The war with Japan was still (barely) going on, and as an experienced bomber crewman he could have been useful, but I think they thought he had enough. (Lots of bomber groups switched from Europe to Japan at the time.)

I think that would be typical for US POWs rescued near the end of the war in Europe. POWs rescued in Asia would be in even worse shape, as hard as that is to comprehend.

One of the airmen who managed to escape the German POW camp Stalag Luft III, Bram van der Stok, is mentioned as returning to duties as a Spitfire pilot during the war. Another escapee, Bertram James was a reservist after the war it seems, which might not be what the OP was looking for.

Allied POWs were sometimes held very close to the UK, in the Curragh Camp in Ireland. A magazine story on the camp made mention of Allied airmen eventually being sent straight across the border when the war was coming to an end, I wonder if they had a chance to get back into action. Crash landing in or baling out over Ireland was (I hope!) a much less stressful experience than doing so over German or Japanese held territories and shouldn’t have been an impediment to flying again.

You do realize that Ireland was neutral in WWII? The inmates there were not actually POWs, they were internees, members of the military of the belligerents that happened to be in Ireland when the war started. There wasn’t actually a lot of bailing out or crashing from combat missions in Ireland.

Technically, I s’pose. Didn’t it and most of its population favor the Axis?

D’oh, yes, I forgot they were internees. But yes, I do realise Ireland was neutral. I seem to remember my grandfather had some sort of a medal or citation relating to The Emergency.

Only the IRA, inevitably, tried to act against the United Kingdom with the connivance of the Axis.

The Irish government offered help in various ways, from openly sending fire fighters to Belfast during the blitz there to quietly allowing RAF aircraft to fly straight from bases in Northern Ireland across the NW of the island to their Atlantic patrols.

There were quite a few Irishmen who volunteered to fight as part of the British Army, as many or more than from Northern Ireland IIRC.

Interesting. I thought that when a soldier surrendered, he was basically saying “I give up. Don’t kill me. I am done fighting.” I would think that escaping and returning to the fight goes against the spirit of surrendering and would make the enemy more likely to not take prisoners.

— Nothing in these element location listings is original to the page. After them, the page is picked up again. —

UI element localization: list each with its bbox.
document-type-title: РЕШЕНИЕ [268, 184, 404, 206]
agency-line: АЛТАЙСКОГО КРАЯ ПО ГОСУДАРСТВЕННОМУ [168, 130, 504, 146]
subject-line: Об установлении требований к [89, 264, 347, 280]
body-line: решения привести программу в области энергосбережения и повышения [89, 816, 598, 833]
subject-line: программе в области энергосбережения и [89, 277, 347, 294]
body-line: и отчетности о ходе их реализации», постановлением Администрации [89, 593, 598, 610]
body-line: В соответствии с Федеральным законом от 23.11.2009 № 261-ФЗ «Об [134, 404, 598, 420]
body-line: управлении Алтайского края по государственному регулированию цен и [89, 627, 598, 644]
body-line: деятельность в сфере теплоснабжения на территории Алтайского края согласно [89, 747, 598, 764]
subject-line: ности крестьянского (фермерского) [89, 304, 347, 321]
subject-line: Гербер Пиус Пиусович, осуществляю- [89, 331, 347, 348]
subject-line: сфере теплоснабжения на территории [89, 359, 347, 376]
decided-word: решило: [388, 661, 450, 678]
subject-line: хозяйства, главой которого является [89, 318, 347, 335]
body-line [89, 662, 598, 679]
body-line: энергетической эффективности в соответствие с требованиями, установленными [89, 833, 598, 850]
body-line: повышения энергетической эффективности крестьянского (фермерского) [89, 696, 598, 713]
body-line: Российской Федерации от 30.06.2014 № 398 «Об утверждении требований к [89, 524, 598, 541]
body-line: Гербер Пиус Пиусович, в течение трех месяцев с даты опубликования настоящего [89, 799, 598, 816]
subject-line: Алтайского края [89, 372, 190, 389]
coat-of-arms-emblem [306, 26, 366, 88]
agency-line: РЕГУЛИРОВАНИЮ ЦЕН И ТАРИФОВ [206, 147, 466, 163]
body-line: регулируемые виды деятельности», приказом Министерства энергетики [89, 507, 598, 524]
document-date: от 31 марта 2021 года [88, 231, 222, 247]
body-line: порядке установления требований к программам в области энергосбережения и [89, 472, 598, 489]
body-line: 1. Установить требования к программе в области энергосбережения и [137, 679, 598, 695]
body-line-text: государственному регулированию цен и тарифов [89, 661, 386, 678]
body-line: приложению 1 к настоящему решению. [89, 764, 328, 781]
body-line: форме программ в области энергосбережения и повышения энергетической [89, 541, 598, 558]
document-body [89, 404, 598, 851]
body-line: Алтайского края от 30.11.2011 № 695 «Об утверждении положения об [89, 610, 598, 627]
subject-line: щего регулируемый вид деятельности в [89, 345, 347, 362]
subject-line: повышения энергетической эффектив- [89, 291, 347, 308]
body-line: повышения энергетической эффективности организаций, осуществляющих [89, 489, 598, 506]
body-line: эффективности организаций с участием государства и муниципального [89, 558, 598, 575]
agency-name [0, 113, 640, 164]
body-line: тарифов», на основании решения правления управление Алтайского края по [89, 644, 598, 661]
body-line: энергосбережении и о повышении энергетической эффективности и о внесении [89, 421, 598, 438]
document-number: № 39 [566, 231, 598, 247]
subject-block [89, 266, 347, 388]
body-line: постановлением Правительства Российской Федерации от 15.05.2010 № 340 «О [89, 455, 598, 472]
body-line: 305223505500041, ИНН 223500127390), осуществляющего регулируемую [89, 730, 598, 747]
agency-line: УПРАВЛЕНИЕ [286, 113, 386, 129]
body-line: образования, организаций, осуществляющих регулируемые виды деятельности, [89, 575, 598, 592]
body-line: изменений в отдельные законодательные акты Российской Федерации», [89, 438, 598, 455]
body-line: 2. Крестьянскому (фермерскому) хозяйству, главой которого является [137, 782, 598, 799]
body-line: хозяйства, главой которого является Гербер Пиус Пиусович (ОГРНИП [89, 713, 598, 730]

No, it was more, “I can no longer fight at this point in time without definitely dying.” It was recognized that POWs would attempt to escape and return to the fight. That is considered the duty of any Americans taken prisoner. I believe it is also specifically recognized in the Geneva Conventions, but I am not certain about that.

And a major reason for someone to take prisoners is so the enemy does the same. If the Axis just automatically shot any Allied military they captured, then they could expect the same for their military that is captured. Although both sides did sometimes kill prisoners out of hand under some circumstances, it was not the norm.